On Tuesday the guilt of indulging myself with Audrey Hepburn movies and Moscow Mules got to me so, every so slightly inebriated I climbed the rickety stepladder and started painting the ceiling.
I don't know what it is about painting ceilings and alcohol but last night I decided that going home, cooking and doing useful things was not to be borne. So I walked through the glorious Leeds night to Brewery Wharfe and settled myself in Azukar Bar. My intention was to soak in the fairy-lit grotto and begin reading Peter Labrow's book The Well whilst thinning out my blood with tequila. Given that the ever fabulous Howard Marks practically lives in Azukar Bar it's a good place to go with the intention of literary escapism.

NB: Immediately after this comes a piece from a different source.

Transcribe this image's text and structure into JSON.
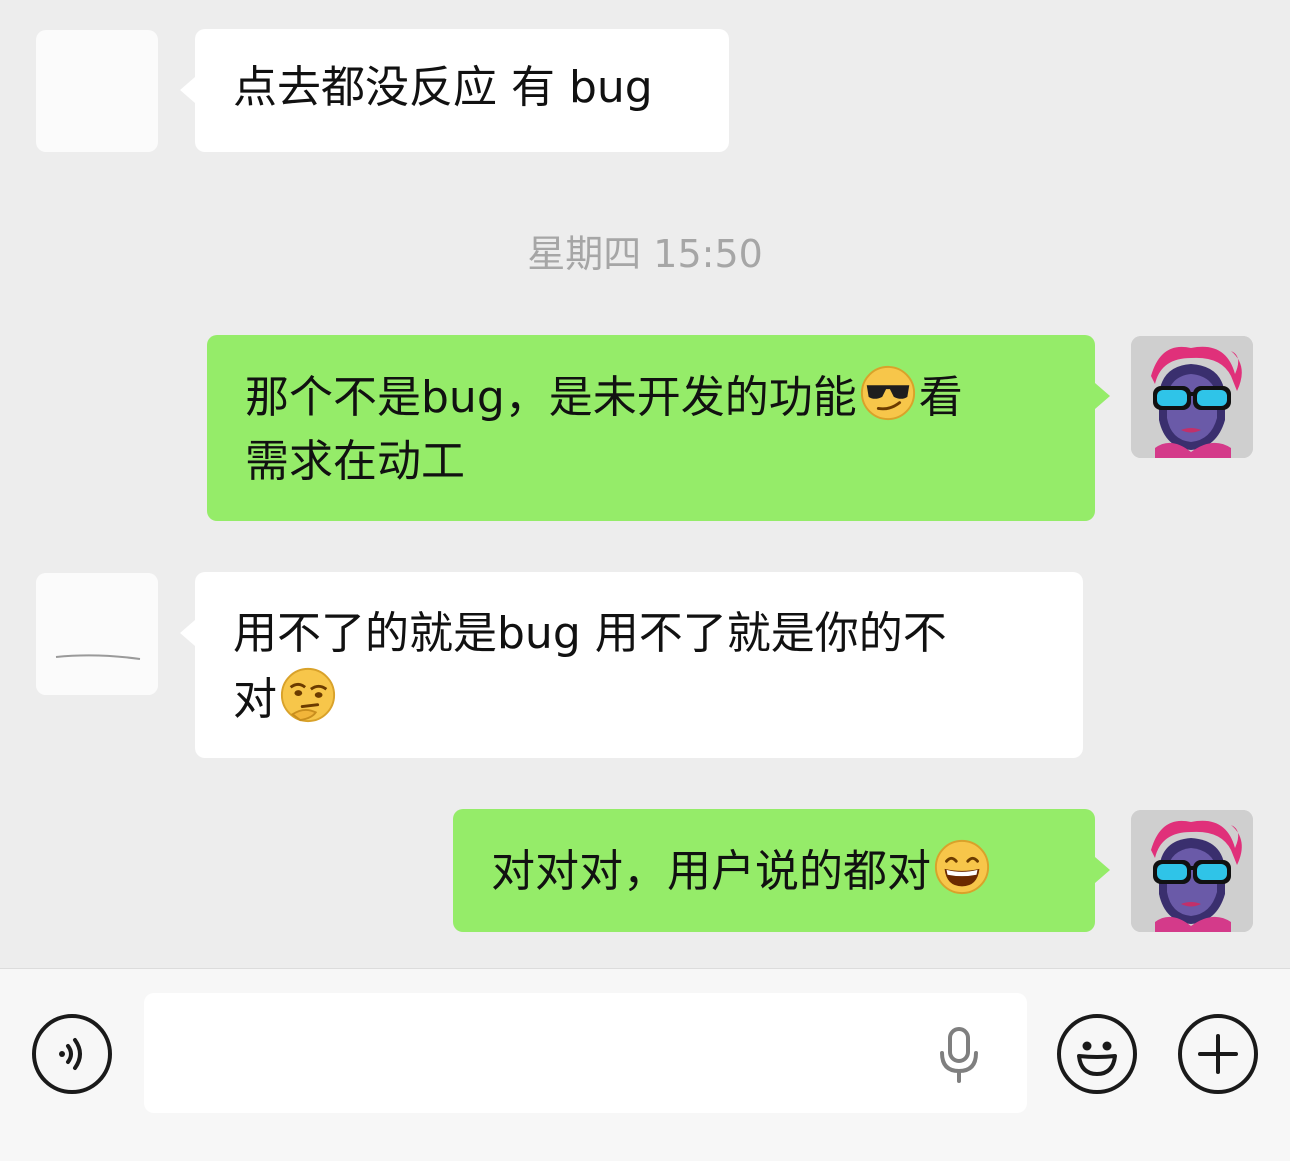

I called The Boy, told him I was taking him out to dinner at Oracle when he had finished working and sat there for a good hour before he could tear himself away. So far, I LOVE The Well, it was the perfect accompaniment to 3 Azucar Margaritas on an empty stomach. Mmmmm tequila, lillet rouge and citrus juices, orange bitter and salt and pepper agave syrup. Flavoursomeness. I dimly remember Tweeting Peter whilst I was reading it - multi-tasking for the win! Hope your curry and ale went down well, dude!
We went from the dark exotic atmosphere of Azukar Bar with Fear & Loathing in Las Vegas projected silently on one wall and Kings of Leon purring over the top to the cool, minimalist haven that is downstairs at Oracle and after selecting a table which looked out on the water we proceeded to stuff our faces with fabulous burgers (goat's cheese and beetroot for me, chicken and avocado for The Boy), sticky sweet potato wedges and hoof down a bottle of rioja.
If we'd have been sitting upstairs in the more opulent surroundings I'd have gone for a Beaujolais but it was too cold outside for chilled wine and after drinking spicy tequila drinks I needed some spicy rioja to go with it.
Needless to say we both got drunk. Me because I'd mixed wine with tequila, The Boy because he has no tolerancy for alcohol whatsoever. I forget exactly why but we had one of those jokey arguments which ended in me telling him that I would speak to him only in French until he conceeded and gave me my own way.
We had walked almost all the way home with him asking me questions which I answered in French resulting in him wailing "WHAT ARE YOU SAYING? WHY ARE YOU DOING THIS TO ME! PLEASE PLEASE STOP!" whilst I laughed at him through a haze of French.
We're ever so silly.
Ziggy played guitarrrrrraaaaarrrrraaaarrrrrr.